"Did I not say that this house was safe? Have I not sworn that so long as you are within it no harm should happen to you?"

Here the scene was complicated by the entrance of another person. Thinking, probably, that the soldiers were coming after him, Joseph Picaut appeared on the threshold of the widow's door. The house of his sister-in-law, who was known to be a Blue, may have seemed to him a safe asylum. Perceiving the widow's guests, he started back in surprise.

"Ha! so you have White gentlefolk here, have you?
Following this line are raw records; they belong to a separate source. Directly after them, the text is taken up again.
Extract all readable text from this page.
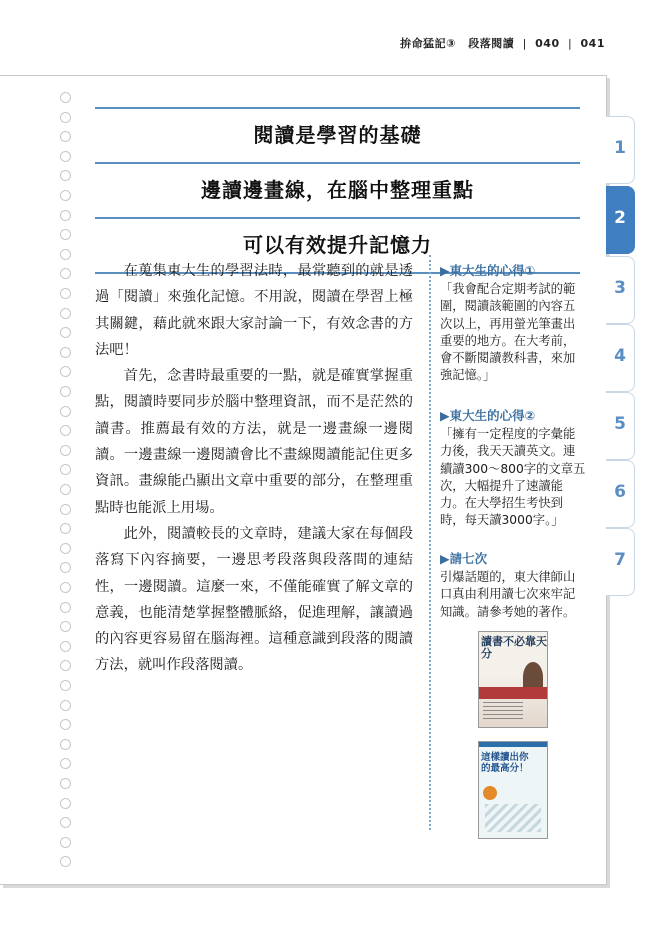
拚命猛記③ 段落閱讀 | 040 | 041
閱讀是學習的基礎
邊讀邊畫線，在腦中整理重點
可以有效提升記憶力

在蒐集東大生的學習法時，最常聽到的就是透過「閱讀」來強化記憶。不用說，閱讀在學習上極其關鍵，藉此就來跟大家討論一下，有效念書的方法吧！

首先，念書時最重要的一點，就是確實掌握重點，閱讀時要同步於腦中整理資訊，而不是茫然的讀書。推薦最有效的方法，就是一邊畫線一邊閱讀。一邊畫線一邊閱讀會比不畫線閱讀能記住更多資訊。畫線能凸顯出文章中重要的部分，在整理重點時也能派上用場。

此外，閱讀較長的文章時，建議大家在每個段落寫下內容摘要，一邊思考段落與段落間的連結性，一邊閱讀。這麼一來，不僅能確實了解文章的意義，也能清楚掌握整體脈絡，促進理解，讓讀過的內容更容易留在腦海裡。這種意識到段落的閱讀方法，就叫作段落閱讀。

▶東大生的心得①
「我會配合定期考試的範圍，閱讀該範圍的內容五次以上，再用螢光筆畫出重要的地方。在大考前，會不斷閱讀教科書，來加強記憶。」
▶東大生的心得②
「擁有一定程度的字彙能力後，我天天讀英文。連續讀300～800字的文章五次，大幅提升了速讀能力。在大學招生考快到時，每天讀3000字。」
▶請七次
引爆話題的，東大律師山口真由利用讀七次來牢記知識。請參考她的著作。
讀書不必靠天分
這樣讀出你的最高分！
1
2
3
4
5
6
7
I see now why the soldiers are coming; you have sold your guests."

"Wretch!" cried Marianne, seizing her husband's sabre, which hung over the fireplace, and springing at Joseph, who raised his gun and aimed at her.
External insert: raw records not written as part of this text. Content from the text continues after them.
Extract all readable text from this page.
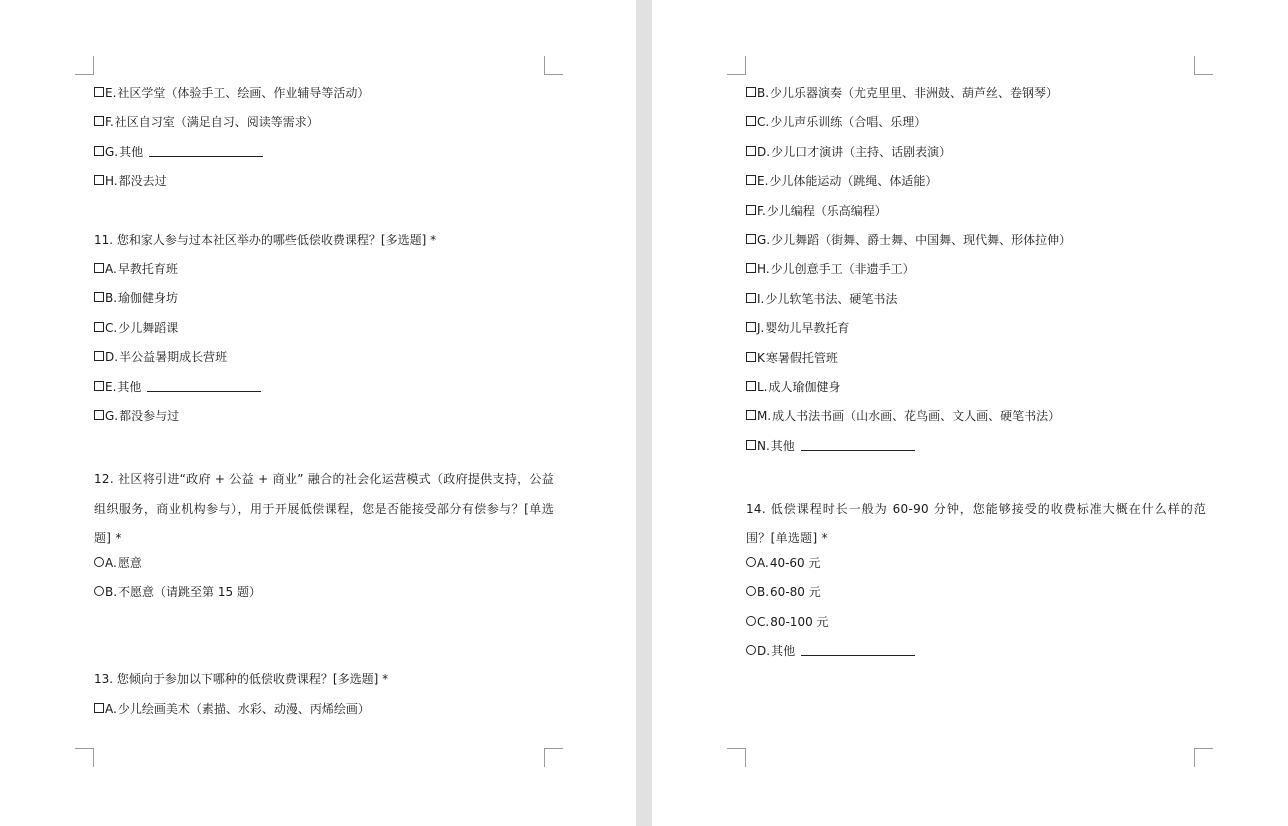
E.社区学堂（体验手工、绘画、作业辅导等活动）
F.社区自习室（满足自习、阅读等需求）
G.其他
H.都没去过
11. 您和家人参与过本社区举办的哪些低偿收费课程？[多选题] *
A.早教托育班
B.瑜伽健身坊
C.少儿舞蹈课
D.半公益暑期成长营班
E.其他
G.都没参与过
12. 社区将引进“政府 + 公益 + 商业” 融合的社会化运营模式（政府提供支持，公益组织服务，商业机构参与），用于开展低偿课程，您是否能接受部分有偿参与？[单选题] *
A.愿意
B.不愿意（请跳至第 15 题）
13. 您倾向于参加以下哪种的低偿收费课程？[多选题] *
A.少儿绘画美术（素描、水彩、动漫、丙烯绘画）
B.少儿乐器演奏（尤克里里、非洲鼓、葫芦丝、卷钢琴）
C.少儿声乐训练（合唱、乐理）
D.少儿口才演讲（主持、话剧表演）
E.少儿体能运动（跳绳、体适能）
F.少儿编程（乐高编程）
G.少儿舞蹈（街舞、爵士舞、中国舞、现代舞、形体拉伸）
H.少儿创意手工（非遗手工）
I.少儿软笔书法、硬笔书法
J.婴幼儿早教托育
K寒暑假托管班
L.成人瑜伽健身
M.成人书法书画（山水画、花鸟画、文人画、硬笔书法）
N.其他
14. 低偿课程时长一般为 60-90 分钟，您能够接受的收费标准大概在什么样的范围？[单选题] *
A.40-60 元
B.60-80 元
C.80-100 元
D.其他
Bonneville sprang down the ladder; but the young peasant-woman had already flung herself between the brother and sister, covering the widow with her body.

"Lower your gun!" she cried to the Vendéan, in a tone that seemed not to come from that frail and delicate body, so male and energetic was it. "Lower your gun! in the king's name I command it!"

"Who are you who speak thus to me?" asked Joseph Picaut, always ready to rebel against authority.

"I am she who is expected here,--who commands here."

At these words, said with supreme majesty, Joseph Picaut, speechless, and as if bewildered, dropped his weapon to the ground.

"Now," continued the young woman, "go up in the loft with monsieur."